At least 164 Baltimore County teachers and administrators will retire this year, about 25 more than the average over the past decade, said Helen E. Eder, a specialist in the office of retirement.
The jump this year may also be due to the fact that with teachers at the end of a three-year contract, with no pay raise next year and with retirement benefits based on one's highest salary, many eligible educators are deciding now is as good a time as any to get out.
Retirement pay is based on the three highest consecutive years of salary, so a year without a pay raise would not help that average.
The Anne Arundel school system is also experiencing a jump in retirements. This year, at least 91 teachers and administrators will retire, more than double the last five years' average of 39, said John Kokish, personnel specialist for Anne Arundel County schools.

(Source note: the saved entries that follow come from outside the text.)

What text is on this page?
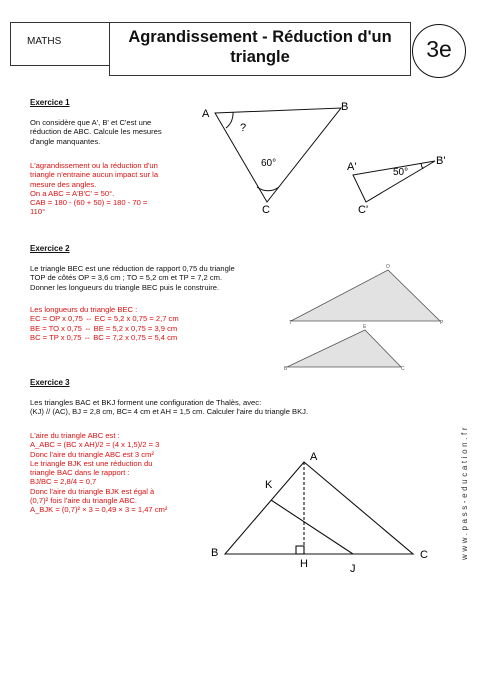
MATHS	Agrandissement - Réduction d'un
triangle	3e
Exercice 1
On considère que A', B' et C'est une
réduction de ABC. Calcule les mesures
d'angle manquantes.
L'agrandissement ou la réduction d'un
triangle n'entraine aucun impact sur la
mesure des angles.
On a ABC = A'B'C' = 50°.
CAB = 180 - (60 + 50) = 180 - 70 =
110°
A
B
C
?
60°	A'	B'
C'
50°
Exercice 2
Le triangle BEC est une réduction de rapport 0,75 du triangle
TOP de côtés OP = 3,6 cm ; TO = 5,2 cm et TP = 7,2 cm.
Donner les longueurs du triangle BEC puis le construire.
Les longueurs du triangle BEC :
EC = OP x 0,75 ⇔ EC = 5,2 x 0,75 = 2,7 cm
BE = TO x 0,75 ⇔ BE = 5,2 x 0,75 = 3,9 cm
BC = TP x 0,75 ⇔ BC = 7,2 x 0,75 = 5,4 cm
O
T	P
E
B	C
Exercice 3
Les triangles BAC et BKJ forment une configuration de Thalès, avec:
(KJ) // (AC), BJ = 2,8 cm, BC= 4 cm et AH = 1,5 cm. Calculer l'aire du triangle BKJ.
L'aire du triangle ABC est :
A_ABC = (BC x AH)/2 = (4 x 1,5)/2 = 3
Donc l'aire du triangle ABC est 3 cm²
Le triangle BJK est une réduction du
triangle BAC dans le rapport :
BJ/BC = 2,8/4 = 0,7
Donc l'aire du triangle BJK est égal à
(0,7)² fois l'aire du triangle ABC.
A_BJK = (0,7)² × 3 = 0,49 × 3 = 1,47 cm²
A
K
B
H	J
C	www.pass-education.fr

"We're finding out that this is a graying population," Kokish said.
Several other area counties said they hadn't seen a sizable increase in school retirements this year.
Baltimore County educators see pluses and minuses in the fact that retiring administrators and teachers, many with over 30 years of experience, are being replaced by people who may have fewer than 20.
"It's not going to devastate us in any way," said George T. Gabriel, director of the Department of Research and Evaluation for Baltimore County schools. "What we will lose is experience, there's no question about that. What we'll gain is some more energy and youth and probably a lot of folks better able to cope with changes."
"It's not like they're just pulling in people off of the street," said teachers' union president Ed Veit. "It's good to bring in young people to keep the system young. I think it's important that they have teachers young enough to identify with kids in schools."
Baltimore County likes to hire from within its school system, said Rosalie Hellman, president of the school board. So while the personnel might seem inexperienced compared with the long-time administrators they are replacing, most have worked in the county system in other positions for many years, she said.
"The new people who come along have been groomed as assistant principals and principals," Gabriel said. "And, while we'll miss the experience . . . we'll gain better adaptability."
Adaptability will be important, officials stressed, as the role of administrators and teachers continue to expand and change. Transient populations, statewide testing and children from single parent homes or with learning disabilities have all enlarged the responsibilities of those who work with children.
"The school is not an isolated institution," said Carmela Veit, president of the Baltimore County PTA. "It's a reflection of all that is happening in the community."
"Thirty years ago, you were expected to run a building. . . . Now, you're an instructional leader as well," said Marcella A. Emberger, currently on sabbatical from her position as lead facilitator at the Office of Instructional Development and Grant Programs.
Officials said that the people replacing retired school administrators and teachers are well prepared for the challenges. A number of courses are available to teachers who ** want to go into administrative positions, including one three-part course that addresses the responsibilities and issues that a principal would face on a day-to-day basis, Hellman said.
"These people have been in training a long time," Carmela Veit said. "I think people generally have confidence in the training that the teachers and administrators have received . . . a nice balanced faculty is always an administrator's dream."